Seth's Blog: Learning from frustration
Once again, Seth Godin intersects with the concepts of the book Lean Solutions: How Companies and Customers Can Create Value and Wealth Together.
Seth writes about the Lean Solutions principle of not wasting the customer's time. He also has some interesting ideas about treating customers as source of revenue (thinking of creating value) instead of viewing them as a cost. He complains about Verizon (a pretty easy target, as are the other phone companies):
If you view calls from paying customers as expensive, then your goal will be to cut the cost of these interactions. That means fewer hours, more voice recognition and more wasted time by your customers. Once you've gone down that road, everything else seems like a soft-hearted, expensive compromise.
So, I start by flipping this on its head. Verizon spends a fortune on advertising and outbound marketing. How much of that budget would they have to allocate/invest in order to turn their customer service into a discussion-worthy best in the world?

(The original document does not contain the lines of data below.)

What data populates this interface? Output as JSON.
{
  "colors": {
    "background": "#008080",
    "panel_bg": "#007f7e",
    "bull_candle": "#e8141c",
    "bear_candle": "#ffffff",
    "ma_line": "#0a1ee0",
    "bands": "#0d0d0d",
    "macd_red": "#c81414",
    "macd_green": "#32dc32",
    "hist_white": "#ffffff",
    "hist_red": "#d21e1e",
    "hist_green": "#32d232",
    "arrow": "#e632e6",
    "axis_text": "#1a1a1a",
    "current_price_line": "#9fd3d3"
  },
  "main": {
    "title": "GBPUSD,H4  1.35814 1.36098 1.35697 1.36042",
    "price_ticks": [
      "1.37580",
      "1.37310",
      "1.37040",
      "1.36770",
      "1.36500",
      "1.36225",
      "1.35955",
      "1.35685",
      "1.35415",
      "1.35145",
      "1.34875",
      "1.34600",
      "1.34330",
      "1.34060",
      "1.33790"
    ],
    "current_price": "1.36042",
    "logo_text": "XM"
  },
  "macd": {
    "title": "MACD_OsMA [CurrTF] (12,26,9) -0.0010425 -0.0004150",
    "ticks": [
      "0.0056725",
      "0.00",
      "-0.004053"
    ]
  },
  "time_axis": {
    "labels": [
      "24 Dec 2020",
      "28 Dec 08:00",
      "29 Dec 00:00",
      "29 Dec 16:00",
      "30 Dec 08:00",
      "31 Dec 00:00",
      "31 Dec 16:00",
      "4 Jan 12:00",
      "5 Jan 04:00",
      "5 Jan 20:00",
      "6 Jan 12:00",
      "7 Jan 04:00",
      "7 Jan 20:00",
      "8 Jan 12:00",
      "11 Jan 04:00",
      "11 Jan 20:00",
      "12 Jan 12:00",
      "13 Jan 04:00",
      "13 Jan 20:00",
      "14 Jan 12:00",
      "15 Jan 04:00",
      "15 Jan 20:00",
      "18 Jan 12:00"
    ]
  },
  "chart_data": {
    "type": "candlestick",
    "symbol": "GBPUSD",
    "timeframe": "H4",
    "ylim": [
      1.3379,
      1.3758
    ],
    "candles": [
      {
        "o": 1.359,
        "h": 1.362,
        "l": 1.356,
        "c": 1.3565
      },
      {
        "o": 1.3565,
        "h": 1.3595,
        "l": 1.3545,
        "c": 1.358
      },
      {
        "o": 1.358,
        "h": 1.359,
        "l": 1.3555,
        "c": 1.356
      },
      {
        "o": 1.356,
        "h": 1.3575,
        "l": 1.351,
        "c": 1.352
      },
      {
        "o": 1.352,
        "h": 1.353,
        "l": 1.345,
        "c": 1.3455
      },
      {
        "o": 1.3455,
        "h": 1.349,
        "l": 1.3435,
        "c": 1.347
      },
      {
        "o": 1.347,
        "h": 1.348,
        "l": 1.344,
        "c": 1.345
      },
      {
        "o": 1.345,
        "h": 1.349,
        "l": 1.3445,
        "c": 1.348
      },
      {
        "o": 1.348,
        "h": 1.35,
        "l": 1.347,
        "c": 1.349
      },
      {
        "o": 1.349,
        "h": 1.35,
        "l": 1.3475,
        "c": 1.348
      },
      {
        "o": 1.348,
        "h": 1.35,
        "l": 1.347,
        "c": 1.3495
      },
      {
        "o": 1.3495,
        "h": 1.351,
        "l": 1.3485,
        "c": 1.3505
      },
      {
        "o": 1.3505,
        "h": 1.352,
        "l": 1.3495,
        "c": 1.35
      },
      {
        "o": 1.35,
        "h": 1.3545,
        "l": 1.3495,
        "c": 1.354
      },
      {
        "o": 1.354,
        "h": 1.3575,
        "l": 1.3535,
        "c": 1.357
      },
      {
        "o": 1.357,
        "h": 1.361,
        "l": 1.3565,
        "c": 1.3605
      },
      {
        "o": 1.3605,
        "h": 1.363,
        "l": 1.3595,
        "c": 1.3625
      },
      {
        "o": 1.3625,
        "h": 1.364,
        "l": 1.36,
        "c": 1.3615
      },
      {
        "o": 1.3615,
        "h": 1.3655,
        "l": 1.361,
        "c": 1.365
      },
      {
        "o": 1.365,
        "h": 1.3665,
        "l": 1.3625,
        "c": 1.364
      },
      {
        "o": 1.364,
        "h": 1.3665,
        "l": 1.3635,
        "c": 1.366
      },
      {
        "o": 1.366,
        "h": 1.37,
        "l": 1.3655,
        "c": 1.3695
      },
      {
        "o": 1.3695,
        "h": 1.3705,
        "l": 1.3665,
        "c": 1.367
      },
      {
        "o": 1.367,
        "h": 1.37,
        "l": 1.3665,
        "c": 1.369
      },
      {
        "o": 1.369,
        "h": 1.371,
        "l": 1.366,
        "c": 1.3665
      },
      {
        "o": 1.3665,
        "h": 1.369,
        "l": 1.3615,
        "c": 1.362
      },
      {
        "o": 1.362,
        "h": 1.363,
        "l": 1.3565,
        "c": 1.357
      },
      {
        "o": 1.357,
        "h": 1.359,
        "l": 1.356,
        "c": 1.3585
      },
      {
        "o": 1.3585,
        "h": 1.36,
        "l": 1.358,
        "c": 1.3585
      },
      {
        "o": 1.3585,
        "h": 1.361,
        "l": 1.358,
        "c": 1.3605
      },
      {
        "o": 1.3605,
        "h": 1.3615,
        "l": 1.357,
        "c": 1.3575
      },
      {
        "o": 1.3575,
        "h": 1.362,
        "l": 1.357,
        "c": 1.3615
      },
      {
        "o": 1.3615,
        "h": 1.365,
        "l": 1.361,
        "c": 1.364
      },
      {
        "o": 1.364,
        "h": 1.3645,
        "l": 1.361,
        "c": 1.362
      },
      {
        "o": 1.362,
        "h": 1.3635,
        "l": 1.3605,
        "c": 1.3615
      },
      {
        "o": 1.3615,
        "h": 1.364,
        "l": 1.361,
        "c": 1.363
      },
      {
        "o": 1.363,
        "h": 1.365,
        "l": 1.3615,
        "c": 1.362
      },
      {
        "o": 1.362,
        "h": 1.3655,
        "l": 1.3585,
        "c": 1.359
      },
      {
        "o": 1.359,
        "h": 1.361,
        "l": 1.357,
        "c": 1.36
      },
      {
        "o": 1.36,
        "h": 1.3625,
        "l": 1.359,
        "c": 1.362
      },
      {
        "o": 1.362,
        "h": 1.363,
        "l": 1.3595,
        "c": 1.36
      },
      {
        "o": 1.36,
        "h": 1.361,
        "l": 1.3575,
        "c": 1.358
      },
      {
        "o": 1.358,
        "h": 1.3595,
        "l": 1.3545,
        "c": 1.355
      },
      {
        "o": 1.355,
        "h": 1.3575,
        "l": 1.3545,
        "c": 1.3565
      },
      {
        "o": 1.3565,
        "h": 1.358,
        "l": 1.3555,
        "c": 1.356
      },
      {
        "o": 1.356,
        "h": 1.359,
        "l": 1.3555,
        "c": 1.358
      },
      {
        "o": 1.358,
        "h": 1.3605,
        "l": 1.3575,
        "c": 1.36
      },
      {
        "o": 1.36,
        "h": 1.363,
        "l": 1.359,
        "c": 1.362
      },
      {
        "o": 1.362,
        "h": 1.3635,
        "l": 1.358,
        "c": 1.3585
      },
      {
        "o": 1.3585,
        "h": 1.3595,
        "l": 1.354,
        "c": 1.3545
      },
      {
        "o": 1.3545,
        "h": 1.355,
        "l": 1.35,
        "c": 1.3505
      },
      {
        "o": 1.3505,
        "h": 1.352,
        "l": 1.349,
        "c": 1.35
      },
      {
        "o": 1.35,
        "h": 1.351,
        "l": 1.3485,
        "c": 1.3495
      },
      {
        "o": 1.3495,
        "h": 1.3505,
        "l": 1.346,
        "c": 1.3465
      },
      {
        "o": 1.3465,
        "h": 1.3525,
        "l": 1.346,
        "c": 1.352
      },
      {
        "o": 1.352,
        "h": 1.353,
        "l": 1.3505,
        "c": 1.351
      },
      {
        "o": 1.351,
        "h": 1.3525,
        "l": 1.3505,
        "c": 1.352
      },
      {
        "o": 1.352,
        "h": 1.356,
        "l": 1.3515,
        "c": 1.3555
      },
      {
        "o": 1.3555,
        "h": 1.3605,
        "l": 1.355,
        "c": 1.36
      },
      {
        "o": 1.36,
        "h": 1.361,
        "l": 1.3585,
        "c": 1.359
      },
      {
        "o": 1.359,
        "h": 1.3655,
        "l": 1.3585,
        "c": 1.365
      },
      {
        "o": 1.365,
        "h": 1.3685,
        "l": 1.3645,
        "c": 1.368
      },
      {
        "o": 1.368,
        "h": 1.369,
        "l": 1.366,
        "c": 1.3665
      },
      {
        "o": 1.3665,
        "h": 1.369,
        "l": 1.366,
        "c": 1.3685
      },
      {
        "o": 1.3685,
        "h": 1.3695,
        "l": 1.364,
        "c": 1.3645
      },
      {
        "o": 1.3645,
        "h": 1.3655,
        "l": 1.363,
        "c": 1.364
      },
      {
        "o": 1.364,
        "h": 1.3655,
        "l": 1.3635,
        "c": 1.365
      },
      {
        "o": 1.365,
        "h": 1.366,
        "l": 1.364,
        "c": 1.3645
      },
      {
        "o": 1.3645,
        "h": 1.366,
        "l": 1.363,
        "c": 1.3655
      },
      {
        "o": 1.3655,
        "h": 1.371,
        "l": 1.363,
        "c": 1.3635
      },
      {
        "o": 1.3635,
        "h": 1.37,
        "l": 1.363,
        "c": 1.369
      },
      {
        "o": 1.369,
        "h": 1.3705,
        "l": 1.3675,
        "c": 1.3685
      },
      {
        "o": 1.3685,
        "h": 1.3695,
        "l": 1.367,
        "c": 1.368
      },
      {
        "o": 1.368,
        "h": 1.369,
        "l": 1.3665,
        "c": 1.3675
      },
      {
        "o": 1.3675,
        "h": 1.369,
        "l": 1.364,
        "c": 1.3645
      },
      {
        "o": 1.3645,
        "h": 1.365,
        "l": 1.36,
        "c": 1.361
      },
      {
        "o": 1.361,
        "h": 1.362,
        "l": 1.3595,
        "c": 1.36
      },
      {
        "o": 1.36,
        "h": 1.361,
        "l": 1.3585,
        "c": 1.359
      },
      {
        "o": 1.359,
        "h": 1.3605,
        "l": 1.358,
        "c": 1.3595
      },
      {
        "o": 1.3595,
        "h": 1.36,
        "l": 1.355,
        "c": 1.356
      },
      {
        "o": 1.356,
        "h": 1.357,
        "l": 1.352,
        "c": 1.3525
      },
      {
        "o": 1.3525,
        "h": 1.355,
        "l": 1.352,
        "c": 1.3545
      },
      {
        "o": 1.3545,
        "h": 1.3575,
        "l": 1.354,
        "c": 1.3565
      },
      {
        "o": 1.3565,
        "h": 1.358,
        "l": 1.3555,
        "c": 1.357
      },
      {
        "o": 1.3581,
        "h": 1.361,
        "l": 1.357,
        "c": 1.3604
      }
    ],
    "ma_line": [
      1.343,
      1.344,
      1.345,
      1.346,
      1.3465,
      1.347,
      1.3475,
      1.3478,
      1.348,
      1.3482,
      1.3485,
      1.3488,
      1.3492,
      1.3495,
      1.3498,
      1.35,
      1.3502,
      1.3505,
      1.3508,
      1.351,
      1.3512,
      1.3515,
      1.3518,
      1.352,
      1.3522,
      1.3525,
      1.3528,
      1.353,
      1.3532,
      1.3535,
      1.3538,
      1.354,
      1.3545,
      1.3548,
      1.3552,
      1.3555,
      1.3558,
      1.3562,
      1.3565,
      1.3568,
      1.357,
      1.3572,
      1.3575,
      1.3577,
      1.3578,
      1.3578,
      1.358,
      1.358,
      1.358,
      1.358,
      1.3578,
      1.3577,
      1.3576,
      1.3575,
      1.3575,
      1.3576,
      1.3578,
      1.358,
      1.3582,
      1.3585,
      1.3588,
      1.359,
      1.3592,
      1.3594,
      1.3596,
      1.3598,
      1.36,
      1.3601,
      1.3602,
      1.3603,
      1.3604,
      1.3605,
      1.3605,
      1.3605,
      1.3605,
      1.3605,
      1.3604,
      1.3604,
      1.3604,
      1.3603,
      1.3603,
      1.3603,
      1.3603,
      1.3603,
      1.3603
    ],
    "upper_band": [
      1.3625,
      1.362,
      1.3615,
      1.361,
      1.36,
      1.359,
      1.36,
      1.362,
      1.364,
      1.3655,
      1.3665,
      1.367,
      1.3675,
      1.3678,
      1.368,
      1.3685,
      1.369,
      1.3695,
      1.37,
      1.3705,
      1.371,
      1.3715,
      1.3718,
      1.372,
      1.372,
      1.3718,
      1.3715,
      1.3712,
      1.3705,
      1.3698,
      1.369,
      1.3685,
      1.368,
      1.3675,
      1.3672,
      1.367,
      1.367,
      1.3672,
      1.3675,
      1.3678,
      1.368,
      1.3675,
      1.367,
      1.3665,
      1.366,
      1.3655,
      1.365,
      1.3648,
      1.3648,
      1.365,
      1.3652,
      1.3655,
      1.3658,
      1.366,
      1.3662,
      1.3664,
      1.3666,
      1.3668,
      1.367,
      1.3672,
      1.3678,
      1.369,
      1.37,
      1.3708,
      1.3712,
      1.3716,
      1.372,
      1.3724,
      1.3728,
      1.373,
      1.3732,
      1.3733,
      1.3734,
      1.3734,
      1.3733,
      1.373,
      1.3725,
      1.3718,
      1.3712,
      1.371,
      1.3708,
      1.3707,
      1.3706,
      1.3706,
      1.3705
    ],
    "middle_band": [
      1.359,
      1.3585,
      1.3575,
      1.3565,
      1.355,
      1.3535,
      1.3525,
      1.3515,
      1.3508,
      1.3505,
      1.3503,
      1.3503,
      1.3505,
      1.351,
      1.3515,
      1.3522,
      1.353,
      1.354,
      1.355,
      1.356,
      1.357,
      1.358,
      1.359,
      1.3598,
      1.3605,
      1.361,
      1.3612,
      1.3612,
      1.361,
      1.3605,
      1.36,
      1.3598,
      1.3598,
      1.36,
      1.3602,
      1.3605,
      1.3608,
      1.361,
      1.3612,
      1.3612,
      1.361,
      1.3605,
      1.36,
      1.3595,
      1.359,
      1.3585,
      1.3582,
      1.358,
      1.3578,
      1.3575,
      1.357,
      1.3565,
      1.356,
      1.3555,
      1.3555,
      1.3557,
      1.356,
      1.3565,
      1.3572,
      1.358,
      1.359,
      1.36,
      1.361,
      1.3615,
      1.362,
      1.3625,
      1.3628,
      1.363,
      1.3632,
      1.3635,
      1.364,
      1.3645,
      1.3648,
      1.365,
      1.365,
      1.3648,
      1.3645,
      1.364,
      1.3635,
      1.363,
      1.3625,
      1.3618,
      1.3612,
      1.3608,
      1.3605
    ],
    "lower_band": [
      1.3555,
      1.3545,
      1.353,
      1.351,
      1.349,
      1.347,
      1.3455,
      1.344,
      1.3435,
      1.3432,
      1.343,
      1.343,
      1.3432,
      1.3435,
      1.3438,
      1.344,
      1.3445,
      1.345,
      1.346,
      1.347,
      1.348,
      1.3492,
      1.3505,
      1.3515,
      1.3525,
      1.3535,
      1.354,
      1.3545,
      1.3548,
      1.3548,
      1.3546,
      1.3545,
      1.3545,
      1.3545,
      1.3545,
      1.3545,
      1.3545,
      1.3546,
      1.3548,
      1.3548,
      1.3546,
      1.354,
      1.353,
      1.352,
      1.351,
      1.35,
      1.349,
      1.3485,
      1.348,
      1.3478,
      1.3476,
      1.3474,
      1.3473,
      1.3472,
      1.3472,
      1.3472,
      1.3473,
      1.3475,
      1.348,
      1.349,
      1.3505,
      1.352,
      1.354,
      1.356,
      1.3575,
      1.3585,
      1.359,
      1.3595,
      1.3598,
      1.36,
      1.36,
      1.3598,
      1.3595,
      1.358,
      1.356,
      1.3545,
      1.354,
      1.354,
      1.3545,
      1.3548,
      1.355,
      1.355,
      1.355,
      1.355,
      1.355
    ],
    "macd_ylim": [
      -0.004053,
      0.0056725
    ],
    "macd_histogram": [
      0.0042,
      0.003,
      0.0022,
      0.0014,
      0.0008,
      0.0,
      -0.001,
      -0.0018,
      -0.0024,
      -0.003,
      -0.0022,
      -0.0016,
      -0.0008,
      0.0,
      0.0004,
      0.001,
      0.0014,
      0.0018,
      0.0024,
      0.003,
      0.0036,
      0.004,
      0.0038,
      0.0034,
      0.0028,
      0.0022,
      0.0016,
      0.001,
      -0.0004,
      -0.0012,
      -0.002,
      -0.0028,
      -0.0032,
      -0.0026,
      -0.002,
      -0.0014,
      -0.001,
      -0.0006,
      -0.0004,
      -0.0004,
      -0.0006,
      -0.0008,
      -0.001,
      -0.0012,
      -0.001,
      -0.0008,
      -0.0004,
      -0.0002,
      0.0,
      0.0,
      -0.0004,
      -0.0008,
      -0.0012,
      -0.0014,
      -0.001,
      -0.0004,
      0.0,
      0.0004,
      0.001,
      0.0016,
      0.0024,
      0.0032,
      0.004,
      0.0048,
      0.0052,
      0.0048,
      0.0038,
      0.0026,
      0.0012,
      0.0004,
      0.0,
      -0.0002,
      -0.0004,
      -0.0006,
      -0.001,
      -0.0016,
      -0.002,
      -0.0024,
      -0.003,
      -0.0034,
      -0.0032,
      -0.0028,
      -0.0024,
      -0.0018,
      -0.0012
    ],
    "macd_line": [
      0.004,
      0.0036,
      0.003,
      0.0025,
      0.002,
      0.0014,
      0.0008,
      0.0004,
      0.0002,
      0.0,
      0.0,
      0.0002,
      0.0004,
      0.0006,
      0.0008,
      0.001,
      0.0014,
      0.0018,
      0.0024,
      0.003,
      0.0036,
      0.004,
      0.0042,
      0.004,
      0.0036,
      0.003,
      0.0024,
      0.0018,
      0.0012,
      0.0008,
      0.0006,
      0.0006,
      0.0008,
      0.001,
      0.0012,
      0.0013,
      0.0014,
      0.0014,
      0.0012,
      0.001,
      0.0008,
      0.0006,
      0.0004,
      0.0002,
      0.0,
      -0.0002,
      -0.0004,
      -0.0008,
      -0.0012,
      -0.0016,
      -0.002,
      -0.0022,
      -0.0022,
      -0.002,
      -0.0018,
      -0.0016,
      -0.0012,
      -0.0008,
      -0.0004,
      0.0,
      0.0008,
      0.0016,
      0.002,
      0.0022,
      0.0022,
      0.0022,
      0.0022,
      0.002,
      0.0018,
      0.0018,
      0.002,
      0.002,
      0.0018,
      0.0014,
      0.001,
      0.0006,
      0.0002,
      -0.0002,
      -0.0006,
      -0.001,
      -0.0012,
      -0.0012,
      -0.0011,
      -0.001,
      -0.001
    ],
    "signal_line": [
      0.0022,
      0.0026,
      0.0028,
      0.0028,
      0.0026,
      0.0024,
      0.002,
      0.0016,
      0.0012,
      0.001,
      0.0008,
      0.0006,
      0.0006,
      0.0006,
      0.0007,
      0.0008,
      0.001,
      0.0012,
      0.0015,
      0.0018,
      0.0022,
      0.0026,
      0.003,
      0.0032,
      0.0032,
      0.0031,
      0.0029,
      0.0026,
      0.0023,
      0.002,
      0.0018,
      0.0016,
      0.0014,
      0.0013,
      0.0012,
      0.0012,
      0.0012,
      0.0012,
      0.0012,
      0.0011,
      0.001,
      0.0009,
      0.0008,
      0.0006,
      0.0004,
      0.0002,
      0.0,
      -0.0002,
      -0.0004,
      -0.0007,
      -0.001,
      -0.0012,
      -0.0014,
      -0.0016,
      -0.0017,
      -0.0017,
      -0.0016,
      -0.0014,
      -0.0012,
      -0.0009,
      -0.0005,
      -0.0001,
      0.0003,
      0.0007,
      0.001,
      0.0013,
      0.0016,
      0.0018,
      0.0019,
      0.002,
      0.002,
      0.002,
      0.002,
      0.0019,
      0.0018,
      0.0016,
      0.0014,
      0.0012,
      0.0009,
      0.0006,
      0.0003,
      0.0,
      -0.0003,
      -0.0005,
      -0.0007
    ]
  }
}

Or at least enough to keep people from switching in disgust? Not much, it turns out.
This leads quite easily to the first conceptual breakthrough: waste your time, not mine! Be open 24 hours a day, because, after all, the amount of customer service you need to do doesn't decrease if you work fewer hours. In other words, spread your people around so they can talk when your customers want to talk.
Seth's known as a “marketing guru” but he's also pretty sharp, operationally. Check out his post. He also touched on a favorite pet peeve of mine – repeating information that you just typed into a phone keypad:
It means that you don't ask me to type in my phone number or account number, but if you insist, then at the very least you make sure that the person who eventually gets my call doesn't ask me for my number again! Getting this wrong for three years in a row is not an error. It's arrogance.